El Pochoclo Segura es uno de esos amigos que uno quisiera tener siempre arriba de la mesita de luz para darle un abrazo antes de que nos convenza el sueño

    El Pochoclo Segura es uno de esos amigos que uno quisiera tener siempre arriba de la mesita de luz para darle un abrazo antes de que nos convenza el sueño. Farrista por naturaleza, como dicen los cuyanos, no es que sea muy salidor, es, más bien, poco volvedor. Experto en vinos, política y mujeres. Tiene definiciones curiosas al respecto: dice: "Si al mundo vino y no toma vino, ¿para qué vino?".

    Dice de la política: "La política es el arte de evitar que la gente se preocupe de lo que verdaderamente importa". Dice de las mujeres: "No hay mujer fea, sólo hay belleza rara". Por supuesto que habitualmente se contradice. Algunos le dicen "Misión Imposible", porque cada vez que habla se autodestruye. Demás está decirle que es uno de los veinte millones de directores técnicos que tiene nuestro seleccionado.

    La semana pasada, después del partido contra Colombia, vertió conceptos de las siguientes características: "Messi es un pecho frío. El vago parece una reina, de visita. Hay que atenderlo hasta en los mínimos detalles. Tiene una barra de hielo en el pecho. Parece un esquimal, no transpira la camiseta. Yo no sé qué le ven para decir que es el mejor jugador del mundo. Sin Iniesta y sin Xavi, Messi es un jugador más. No vale los millones que le atribuyen. Yo lo hubiera sacado en el entretiempo".

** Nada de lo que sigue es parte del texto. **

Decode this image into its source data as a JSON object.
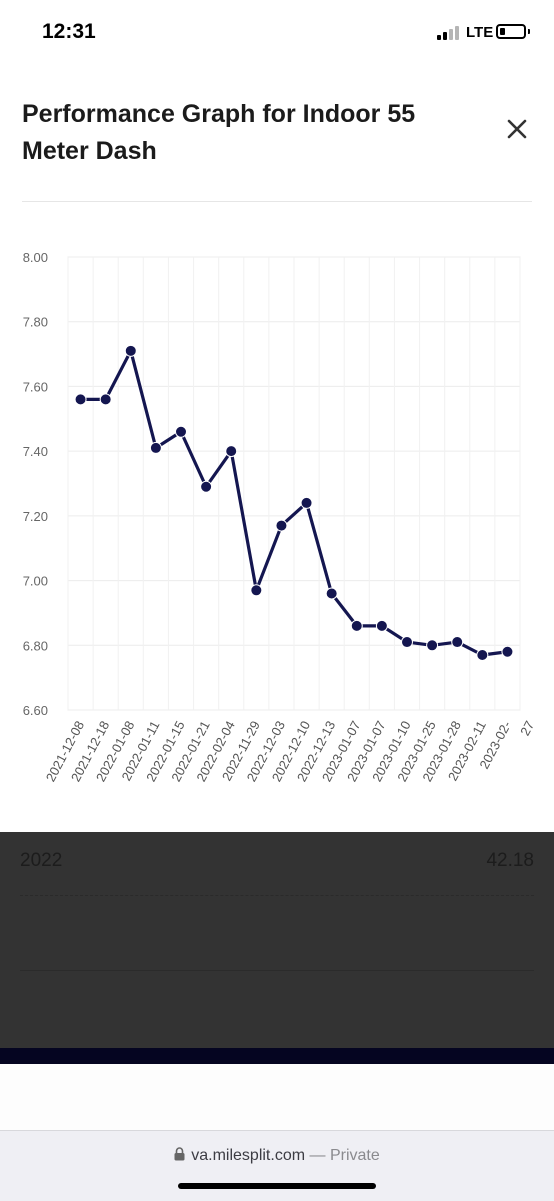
{
  "status_bar": {
    "time": "12:31",
    "network": "LTE"
  },
  "modal": {
    "title": "Performance Graph for Indoor 55 Meter Dash"
  },
  "chart_data": {
    "type": "line",
    "title": "",
    "xlabel": "",
    "ylabel": "",
    "ylim": [
      6.6,
      8.0
    ],
    "y_ticks": [
      "8.00",
      "7.80",
      "7.60",
      "7.40",
      "7.20",
      "7.00",
      "6.80",
      "6.60"
    ],
    "grid": true,
    "line_color": "#141650",
    "categories": [
      "2021-12-08",
      "2021-12-18",
      "2022-01-08",
      "2022-01-11",
      "2022-01-15",
      "2022-01-21",
      "2022-02-04",
      "2022-11-29",
      "2022-12-03",
      "2022-12-10",
      "2022-12-13",
      "2023-01-07",
      "2023-01-07",
      "2023-01-10",
      "2023-01-25",
      "2023-01-28",
      "2023-02-11",
      "2023-02-"
    ],
    "values": [
      7.56,
      7.56,
      7.71,
      7.41,
      7.46,
      7.29,
      7.4,
      6.97,
      7.17,
      7.24,
      6.96,
      6.86,
      6.86,
      6.81,
      6.8,
      6.81,
      6.77,
      6.78
    ],
    "extra_tick_label": "27"
  },
  "table_row": {
    "year": "2022",
    "value": "42.18"
  },
  "browser": {
    "domain": "va.milesplit.com",
    "separator": "—",
    "mode": "Private"
  }
}
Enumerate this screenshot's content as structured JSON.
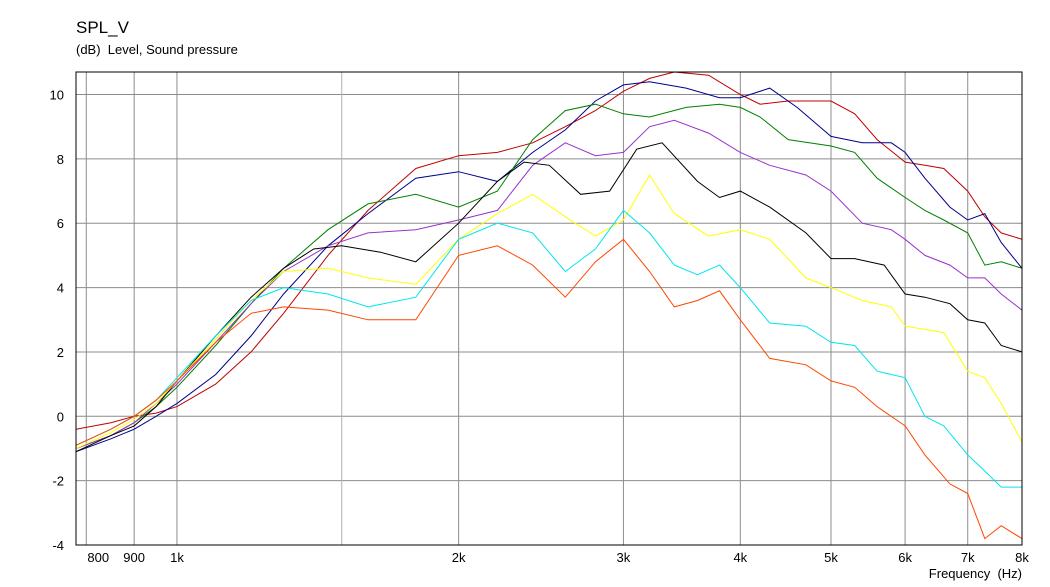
{
  "chart_data": {
    "type": "line",
    "title": "SPL_V",
    "subtitle": "(dB)  Level, Sound pressure",
    "xlabel": "Frequency  (Hz)",
    "xscale": "log",
    "xlim": [
      780,
      8000
    ],
    "ylim": [
      -4,
      10.7
    ],
    "grid": true,
    "x_ticks": [
      {
        "value": 800,
        "label": "800"
      },
      {
        "value": 900,
        "label": "900"
      },
      {
        "value": 1000,
        "label": "1k"
      },
      {
        "value": 2000,
        "label": "2k"
      },
      {
        "value": 3000,
        "label": "3k"
      },
      {
        "value": 4000,
        "label": "4k"
      },
      {
        "value": 5000,
        "label": "5k"
      },
      {
        "value": 6000,
        "label": "6k"
      },
      {
        "value": 7000,
        "label": "7k"
      },
      {
        "value": 8000,
        "label": "8k"
      }
    ],
    "x_minor_grid": [
      1500
    ],
    "y_ticks": [
      10,
      8,
      6,
      4,
      2,
      0,
      -2,
      -4
    ],
    "series": [
      {
        "color": "#c00000",
        "x": [
          780,
          850,
          900,
          950,
          1000,
          1100,
          1200,
          1300,
          1450,
          1600,
          1800,
          2000,
          2200,
          2400,
          2600,
          2800,
          3000,
          3200,
          3400,
          3700,
          4000,
          4200,
          4500,
          5000,
          5300,
          5600,
          6000,
          6300,
          6600,
          7000,
          7300,
          7600,
          8000
        ],
        "y": [
          -0.4,
          -0.2,
          0,
          0.1,
          0.3,
          1.0,
          2.0,
          3.2,
          5.0,
          6.4,
          7.7,
          8.1,
          8.2,
          8.5,
          9.0,
          9.5,
          10.1,
          10.5,
          10.7,
          10.6,
          10.0,
          9.7,
          9.8,
          9.8,
          9.4,
          8.6,
          7.9,
          7.8,
          7.7,
          7.0,
          6.2,
          5.7,
          5.5
        ]
      },
      {
        "color": "#00008b",
        "x": [
          780,
          850,
          900,
          950,
          1000,
          1100,
          1200,
          1300,
          1450,
          1600,
          1800,
          2000,
          2200,
          2400,
          2600,
          2800,
          3000,
          3200,
          3500,
          3800,
          4000,
          4300,
          4600,
          5000,
          5400,
          5800,
          6000,
          6300,
          6700,
          7000,
          7300,
          7600,
          8000
        ],
        "y": [
          -1.1,
          -0.7,
          -0.4,
          0,
          0.4,
          1.3,
          2.5,
          3.8,
          5.3,
          6.3,
          7.4,
          7.6,
          7.3,
          8.2,
          8.9,
          9.8,
          10.3,
          10.4,
          10.2,
          9.9,
          9.9,
          10.2,
          9.6,
          8.7,
          8.5,
          8.5,
          8.2,
          7.4,
          6.5,
          6.1,
          6.3,
          5.4,
          4.6
        ]
      },
      {
        "color": "#008000",
        "x": [
          780,
          850,
          900,
          950,
          1000,
          1100,
          1200,
          1300,
          1450,
          1600,
          1800,
          2000,
          2200,
          2400,
          2600,
          2800,
          3000,
          3200,
          3500,
          3800,
          4000,
          4200,
          4500,
          5000,
          5300,
          5600,
          6000,
          6300,
          6600,
          7000,
          7300,
          7600,
          8000
        ],
        "y": [
          -1.0,
          -0.6,
          -0.2,
          0.3,
          0.9,
          2.2,
          3.5,
          4.6,
          5.8,
          6.6,
          6.9,
          6.5,
          7.0,
          8.6,
          9.5,
          9.7,
          9.4,
          9.3,
          9.6,
          9.7,
          9.6,
          9.3,
          8.6,
          8.4,
          8.2,
          7.4,
          6.8,
          6.4,
          6.1,
          5.7,
          4.7,
          4.8,
          4.6
        ]
      },
      {
        "color": "#9932cc",
        "x": [
          780,
          850,
          900,
          950,
          1000,
          1100,
          1200,
          1300,
          1450,
          1600,
          1800,
          2000,
          2200,
          2400,
          2600,
          2800,
          3000,
          3200,
          3400,
          3700,
          4000,
          4300,
          4700,
          5000,
          5400,
          5800,
          6000,
          6300,
          6700,
          7000,
          7300,
          7600,
          8000
        ],
        "y": [
          -1.0,
          -0.6,
          -0.2,
          0.4,
          1.0,
          2.3,
          3.5,
          4.5,
          5.3,
          5.7,
          5.8,
          6.1,
          6.4,
          7.8,
          8.5,
          8.1,
          8.2,
          9.0,
          9.2,
          8.8,
          8.2,
          7.8,
          7.5,
          7.0,
          6.0,
          5.8,
          5.5,
          5.0,
          4.7,
          4.3,
          4.3,
          3.8,
          3.3
        ]
      },
      {
        "color": "#000000",
        "x": [
          780,
          850,
          900,
          950,
          1000,
          1100,
          1200,
          1300,
          1400,
          1500,
          1650,
          1800,
          2000,
          2200,
          2350,
          2500,
          2700,
          2900,
          3100,
          3300,
          3600,
          3800,
          4000,
          4300,
          4700,
          5000,
          5300,
          5700,
          6000,
          6300,
          6700,
          7000,
          7300,
          7600,
          8000
        ],
        "y": [
          -1.1,
          -0.6,
          -0.3,
          0.3,
          1.1,
          2.5,
          3.7,
          4.6,
          5.2,
          5.3,
          5.1,
          4.8,
          6.0,
          7.3,
          7.9,
          7.8,
          6.9,
          7.0,
          8.3,
          8.5,
          7.3,
          6.8,
          7.0,
          6.5,
          5.7,
          4.9,
          4.9,
          4.7,
          3.8,
          3.7,
          3.5,
          3.0,
          2.9,
          2.2,
          2.0
        ]
      },
      {
        "color": "#ffff00",
        "x": [
          780,
          850,
          900,
          950,
          1000,
          1100,
          1200,
          1300,
          1450,
          1600,
          1800,
          2000,
          2200,
          2400,
          2600,
          2800,
          3000,
          3200,
          3400,
          3700,
          4000,
          4300,
          4700,
          5000,
          5400,
          5800,
          6000,
          6300,
          6600,
          7000,
          7300,
          7600,
          8000
        ],
        "y": [
          -1.0,
          -0.5,
          -0.1,
          0.4,
          1.1,
          2.4,
          3.6,
          4.5,
          4.6,
          4.3,
          4.1,
          5.5,
          6.3,
          6.9,
          6.2,
          5.6,
          6.1,
          7.5,
          6.3,
          5.6,
          5.8,
          5.5,
          4.3,
          4.0,
          3.6,
          3.4,
          2.8,
          2.7,
          2.6,
          1.4,
          1.2,
          0.4,
          -0.8
        ]
      },
      {
        "color": "#00e5ee",
        "x": [
          780,
          850,
          900,
          950,
          1000,
          1100,
          1200,
          1300,
          1450,
          1600,
          1800,
          2000,
          2200,
          2400,
          2600,
          2800,
          3000,
          3200,
          3400,
          3600,
          3800,
          4000,
          4300,
          4700,
          5000,
          5300,
          5600,
          6000,
          6300,
          6600,
          7000,
          7300,
          7600,
          8000
        ],
        "y": [
          -0.9,
          -0.4,
          0,
          0.5,
          1.2,
          2.5,
          3.6,
          4.0,
          3.8,
          3.4,
          3.7,
          5.5,
          6.0,
          5.7,
          4.5,
          5.2,
          6.4,
          5.7,
          4.7,
          4.4,
          4.7,
          4.0,
          2.9,
          2.8,
          2.3,
          2.2,
          1.4,
          1.2,
          0.0,
          -0.3,
          -1.2,
          -1.7,
          -2.2,
          -2.2
        ]
      },
      {
        "color": "#ff4500",
        "x": [
          780,
          850,
          900,
          950,
          1000,
          1100,
          1200,
          1300,
          1450,
          1600,
          1800,
          2000,
          2200,
          2400,
          2600,
          2800,
          3000,
          3200,
          3400,
          3600,
          3800,
          4000,
          4300,
          4700,
          5000,
          5300,
          5600,
          6000,
          6300,
          6700,
          7000,
          7300,
          7600,
          8000
        ],
        "y": [
          -0.9,
          -0.4,
          0,
          0.5,
          1.1,
          2.3,
          3.2,
          3.4,
          3.3,
          3.0,
          3.0,
          5.0,
          5.3,
          4.7,
          3.7,
          4.8,
          5.5,
          4.5,
          3.4,
          3.6,
          3.9,
          3.0,
          1.8,
          1.6,
          1.1,
          0.9,
          0.3,
          -0.3,
          -1.2,
          -2.1,
          -2.4,
          -3.8,
          -3.4,
          -3.8
        ]
      }
    ]
  }
}
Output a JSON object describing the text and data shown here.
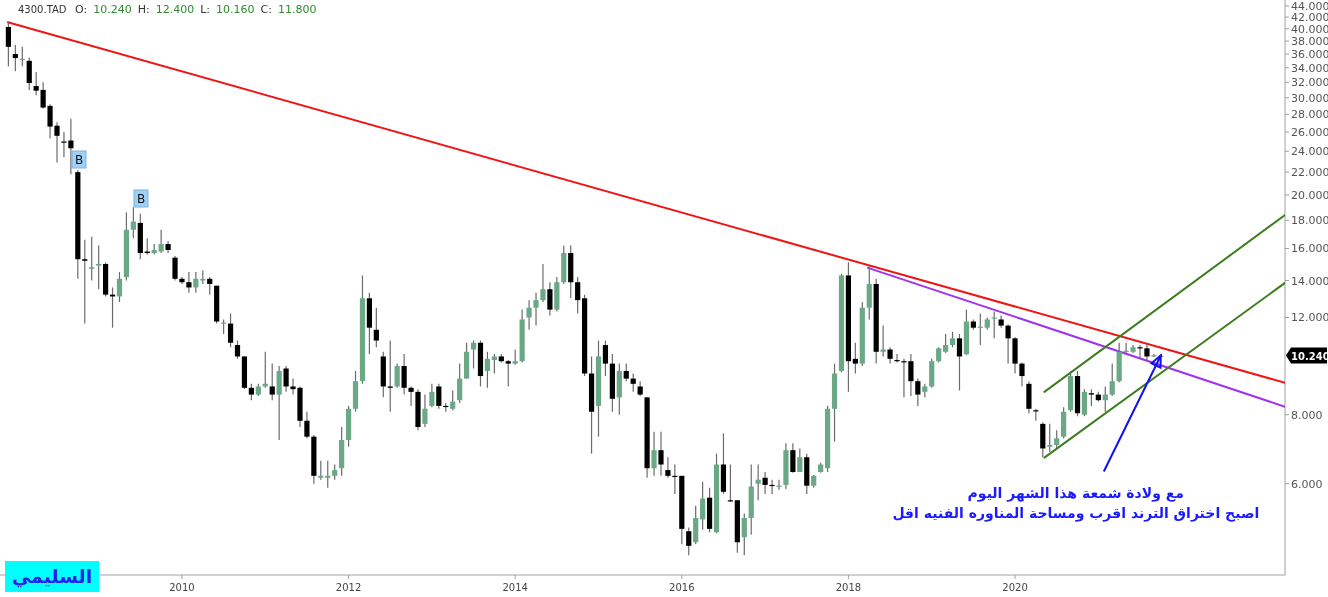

    Ayer lo vi al Pochoclo Segura. Nos juntamos después del partido con Costa Rica a tomar un café. Anoté algunas de sus declaraciones: "Qué jugadorazo es Messi, por favor. Nunca he visto un jugador con esa calidad, con ese brillo, con esa estética de juego. Además, cuánto fervor, pidió todas las pelotas, se hizo cargo de las mejores jugadas y le dio una jerarquía al equipo que el equipo no tenía.

    Por algo dicen que es el mejor jugador del mundo. No le hacen falta ni Iniesta ni Xavi para sobresalir, en cualquier equipo sería un jugador con brillo propio. No hay que sacarlo nunca, aunque no haga nada, en cualquier momento te sorprende con una genialidad".

    Me fui del bar con una duda, no sabía si me lo habían cambiado a Messi o me lo habían cambiado al Pochoclo. Pensé, ¿no somos todos los argentinos un poquito como el Pochoclo? ¿No variamos según el éxito o la derrota? ¿Nuestra paciencia ha decidido no esperar a que el bueno tenga una oportunidad para demostrar que es bueno? Yo creo que si anoche, Guardiola, el laureado y famoso director técnico del Barcelona, vio el partido de nuestro seleccionado debe haber dicho: "Qué capo. Ojalá que en el Barcelona jugara siempre como jugó esta vez".

    A veces nos equivocamos en nuestras opiniones colectivas, una vez dijimos que Nicolino Locche no podía ganar el título mundial con su estilo de boxeo, una vez dijimos que lo de Astor Piazzolla no era tango, alguna vez dijimos que el Che Guevara era sólo una moda sesentista. Alguna vez votamos a Menem. Perdón, tres veces.